A vein of typos causing embarrassment. PUBIC for PUBLIC is a stand-out here; some Language Log discussion here (AZ, 10/13/06, “What the L?!”) and here (GP, same day, “Pubic information”).

More recently, this in from South Bend IN, courtesy of Victor Steinbok on ADS-L:

(It was caught and corrected fairly quickly.)

Tickled by the idea of pubic schools. Intro to Oral Sex, whatever.

Now, from Ben Zimmer, another unfortunately missing letter, on Craig Silverman’s “Regret the error” blog, here:

This blog post originally stated that one in three black men who have sex with me is HIV positive.
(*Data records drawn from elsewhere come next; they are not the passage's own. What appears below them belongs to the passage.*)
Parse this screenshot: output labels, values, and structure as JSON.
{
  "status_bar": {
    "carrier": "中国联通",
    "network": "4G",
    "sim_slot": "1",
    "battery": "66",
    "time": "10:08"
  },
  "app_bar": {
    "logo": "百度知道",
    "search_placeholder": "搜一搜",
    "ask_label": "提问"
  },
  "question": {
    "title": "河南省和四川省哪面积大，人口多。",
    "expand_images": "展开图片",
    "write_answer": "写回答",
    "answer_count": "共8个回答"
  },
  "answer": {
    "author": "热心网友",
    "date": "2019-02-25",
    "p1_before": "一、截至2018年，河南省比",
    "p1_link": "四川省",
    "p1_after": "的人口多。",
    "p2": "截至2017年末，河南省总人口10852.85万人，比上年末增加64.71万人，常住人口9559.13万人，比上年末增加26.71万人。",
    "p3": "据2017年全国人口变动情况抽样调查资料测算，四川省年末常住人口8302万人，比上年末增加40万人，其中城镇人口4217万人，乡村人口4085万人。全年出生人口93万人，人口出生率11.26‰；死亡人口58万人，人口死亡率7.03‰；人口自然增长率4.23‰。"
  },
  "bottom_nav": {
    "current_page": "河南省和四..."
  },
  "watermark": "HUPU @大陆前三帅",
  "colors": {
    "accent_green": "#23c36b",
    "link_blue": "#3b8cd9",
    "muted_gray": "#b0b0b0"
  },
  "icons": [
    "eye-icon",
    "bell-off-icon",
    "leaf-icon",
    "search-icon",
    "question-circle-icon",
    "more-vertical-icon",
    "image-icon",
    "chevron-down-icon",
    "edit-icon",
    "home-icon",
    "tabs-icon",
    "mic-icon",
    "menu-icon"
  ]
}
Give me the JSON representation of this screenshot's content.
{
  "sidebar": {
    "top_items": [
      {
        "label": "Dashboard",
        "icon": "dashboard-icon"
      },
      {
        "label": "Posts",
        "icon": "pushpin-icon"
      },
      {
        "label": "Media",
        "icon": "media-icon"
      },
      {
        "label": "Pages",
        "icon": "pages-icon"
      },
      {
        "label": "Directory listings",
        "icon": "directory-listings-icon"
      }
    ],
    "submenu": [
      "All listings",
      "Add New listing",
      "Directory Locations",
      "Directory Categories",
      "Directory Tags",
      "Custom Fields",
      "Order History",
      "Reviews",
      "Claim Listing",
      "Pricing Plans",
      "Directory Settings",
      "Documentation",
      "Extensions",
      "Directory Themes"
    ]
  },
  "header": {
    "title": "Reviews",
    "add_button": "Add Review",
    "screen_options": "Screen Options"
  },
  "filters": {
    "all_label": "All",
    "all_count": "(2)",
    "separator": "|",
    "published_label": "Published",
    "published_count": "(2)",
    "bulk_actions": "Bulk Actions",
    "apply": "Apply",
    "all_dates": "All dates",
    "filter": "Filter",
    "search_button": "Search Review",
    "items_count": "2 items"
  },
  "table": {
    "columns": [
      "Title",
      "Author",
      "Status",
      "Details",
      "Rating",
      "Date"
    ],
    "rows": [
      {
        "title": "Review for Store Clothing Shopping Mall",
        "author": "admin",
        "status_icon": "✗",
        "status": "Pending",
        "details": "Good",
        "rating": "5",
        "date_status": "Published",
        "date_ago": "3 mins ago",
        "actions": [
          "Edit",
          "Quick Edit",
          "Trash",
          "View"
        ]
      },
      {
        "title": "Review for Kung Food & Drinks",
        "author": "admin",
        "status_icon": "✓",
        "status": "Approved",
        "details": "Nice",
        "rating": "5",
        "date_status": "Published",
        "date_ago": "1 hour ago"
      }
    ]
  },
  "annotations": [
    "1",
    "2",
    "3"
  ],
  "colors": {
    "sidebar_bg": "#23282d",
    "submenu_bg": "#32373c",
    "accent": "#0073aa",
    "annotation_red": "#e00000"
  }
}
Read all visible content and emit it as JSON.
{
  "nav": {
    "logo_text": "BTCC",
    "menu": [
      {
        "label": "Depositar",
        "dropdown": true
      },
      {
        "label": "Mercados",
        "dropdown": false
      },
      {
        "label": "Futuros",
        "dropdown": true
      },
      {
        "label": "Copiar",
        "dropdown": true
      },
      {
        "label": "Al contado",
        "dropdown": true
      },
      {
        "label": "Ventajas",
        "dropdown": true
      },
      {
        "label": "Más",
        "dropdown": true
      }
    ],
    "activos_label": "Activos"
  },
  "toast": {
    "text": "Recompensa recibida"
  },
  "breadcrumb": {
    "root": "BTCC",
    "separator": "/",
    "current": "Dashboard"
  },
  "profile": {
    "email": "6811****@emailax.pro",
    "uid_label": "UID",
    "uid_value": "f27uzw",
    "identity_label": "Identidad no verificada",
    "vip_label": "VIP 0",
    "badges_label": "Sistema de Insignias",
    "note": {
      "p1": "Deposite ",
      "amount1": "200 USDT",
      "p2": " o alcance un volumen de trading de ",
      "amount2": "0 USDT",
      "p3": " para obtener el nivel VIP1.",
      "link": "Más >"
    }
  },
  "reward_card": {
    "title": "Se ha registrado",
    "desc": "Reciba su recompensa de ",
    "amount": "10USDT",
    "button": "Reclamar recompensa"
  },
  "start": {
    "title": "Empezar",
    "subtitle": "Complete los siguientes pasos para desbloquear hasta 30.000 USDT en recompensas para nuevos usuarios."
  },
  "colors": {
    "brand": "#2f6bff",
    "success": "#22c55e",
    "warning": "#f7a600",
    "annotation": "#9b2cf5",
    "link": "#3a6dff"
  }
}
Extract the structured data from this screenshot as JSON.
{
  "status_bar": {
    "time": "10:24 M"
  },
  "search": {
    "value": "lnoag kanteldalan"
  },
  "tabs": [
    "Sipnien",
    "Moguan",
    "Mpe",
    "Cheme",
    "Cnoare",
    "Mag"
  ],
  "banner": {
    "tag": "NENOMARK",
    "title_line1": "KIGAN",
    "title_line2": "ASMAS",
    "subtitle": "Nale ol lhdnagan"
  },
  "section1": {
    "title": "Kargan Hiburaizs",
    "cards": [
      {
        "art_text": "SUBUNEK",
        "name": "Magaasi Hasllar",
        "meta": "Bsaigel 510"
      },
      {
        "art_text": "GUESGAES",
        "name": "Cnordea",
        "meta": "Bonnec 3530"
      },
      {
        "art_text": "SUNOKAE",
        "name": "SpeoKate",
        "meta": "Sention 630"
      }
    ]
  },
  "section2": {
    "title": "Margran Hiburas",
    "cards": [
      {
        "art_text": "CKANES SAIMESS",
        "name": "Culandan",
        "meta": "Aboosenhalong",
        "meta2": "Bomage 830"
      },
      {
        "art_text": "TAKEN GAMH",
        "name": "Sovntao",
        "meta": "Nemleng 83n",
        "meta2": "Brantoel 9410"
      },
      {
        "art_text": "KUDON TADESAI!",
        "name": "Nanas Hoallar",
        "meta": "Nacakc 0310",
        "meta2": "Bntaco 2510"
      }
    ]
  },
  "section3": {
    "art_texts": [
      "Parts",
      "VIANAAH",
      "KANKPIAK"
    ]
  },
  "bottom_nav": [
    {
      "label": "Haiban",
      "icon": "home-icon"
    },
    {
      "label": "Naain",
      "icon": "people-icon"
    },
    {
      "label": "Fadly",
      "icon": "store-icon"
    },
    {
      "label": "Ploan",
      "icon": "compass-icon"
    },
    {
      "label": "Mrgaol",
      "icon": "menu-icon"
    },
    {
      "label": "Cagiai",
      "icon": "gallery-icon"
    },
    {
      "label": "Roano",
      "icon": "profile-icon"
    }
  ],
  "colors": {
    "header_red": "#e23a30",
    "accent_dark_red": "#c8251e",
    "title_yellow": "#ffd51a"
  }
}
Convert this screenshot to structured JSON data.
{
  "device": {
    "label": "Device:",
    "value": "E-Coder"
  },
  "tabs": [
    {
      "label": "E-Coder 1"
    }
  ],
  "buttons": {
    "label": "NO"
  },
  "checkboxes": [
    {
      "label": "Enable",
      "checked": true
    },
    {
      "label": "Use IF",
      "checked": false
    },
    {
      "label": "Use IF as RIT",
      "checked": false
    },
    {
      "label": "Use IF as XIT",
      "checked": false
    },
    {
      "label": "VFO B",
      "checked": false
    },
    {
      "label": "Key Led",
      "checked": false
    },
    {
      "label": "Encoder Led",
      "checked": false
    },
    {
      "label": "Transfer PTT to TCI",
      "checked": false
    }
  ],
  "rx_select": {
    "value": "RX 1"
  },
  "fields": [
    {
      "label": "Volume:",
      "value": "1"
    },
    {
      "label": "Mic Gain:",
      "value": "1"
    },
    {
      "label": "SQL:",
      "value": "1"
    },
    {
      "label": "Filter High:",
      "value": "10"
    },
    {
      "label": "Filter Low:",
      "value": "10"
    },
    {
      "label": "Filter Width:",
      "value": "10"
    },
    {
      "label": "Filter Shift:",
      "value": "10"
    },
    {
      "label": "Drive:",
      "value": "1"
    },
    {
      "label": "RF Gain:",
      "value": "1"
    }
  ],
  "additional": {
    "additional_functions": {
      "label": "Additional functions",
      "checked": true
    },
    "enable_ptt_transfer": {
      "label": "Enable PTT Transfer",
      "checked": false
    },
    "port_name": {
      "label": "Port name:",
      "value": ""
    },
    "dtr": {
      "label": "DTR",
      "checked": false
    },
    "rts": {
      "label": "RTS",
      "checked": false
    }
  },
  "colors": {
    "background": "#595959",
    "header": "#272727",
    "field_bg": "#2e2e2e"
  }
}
In fact, the statistic applies to black men who have sex with men. (link)

Typos that change one word into another are at least modestly common, and the change can be by omission (probably the most common), addition, substitution, or exchange.

That’s the typos. But there are at least two other ways “one letter off” transformations can happen. The first of these is deliberate (orthographic) word play. For example, as I noted on ADS-L on September 22:

Graham Rawle produced hundreds of compositions in his “Lost Consonants” series (#772, from 2002: “Pigs have a natural talent for seeking out ruffles”), originally published in British newspapers.

According to Rawle’s site (link), the series appeared in the Weekend Guardian for 15 years and in the Sydney Morning Herald and various magazines, and there are 8 books of the things already published.

But as others have pointed out [on ADS-L], this kind of orthographic play (with omissions, additions, substitutions, and transpositions) no doubt goes back to the beginnings of literacy. Surely there’s a “just one stroke away” variant involving Chinese characters.

The ADS-L discussion actually started from another sort of orthographic foolery, in which these spelling relationships are taken at least semi-seriously.

On September 22 Jon Lighter reported on Stephen Colbert’s recent “Reason is just one letter away from treason.” And an earlier Jon Stewart interview with “Remember, ‘Freud’ is just one letter away from ‘fraud.'”

Things quickly cascaded back in time. From Garson O’Toole:

The introduction to the “Collected Writings” of Elizabeth Jane Weston (2000) says “one indication of her eminence is the fact that Thomas Farnaby’s 1634 list of eminent ancient and modern writers, his Index Poeticus, published in London, includes her as one of only seven English writers, and the only woman of any place or time.”. Excerpt:

The merest trifle sets kindred spirits at odds:
a single letter’s difference changes eros to eris.

Bill Mullins:

Newsbank has cites going back to 1989.  Cat is 1 letter from Rat; anger is 1 letter from danger; diet is 1 letter away from die; Bob is one letter from boob; HPV is one letter from HIV; etc.

And so it went, eventually going back to Plautus.

Some of this borders on what you might think of as “orthographic magic”, in which mere spelling expresses some deeper relationship between words.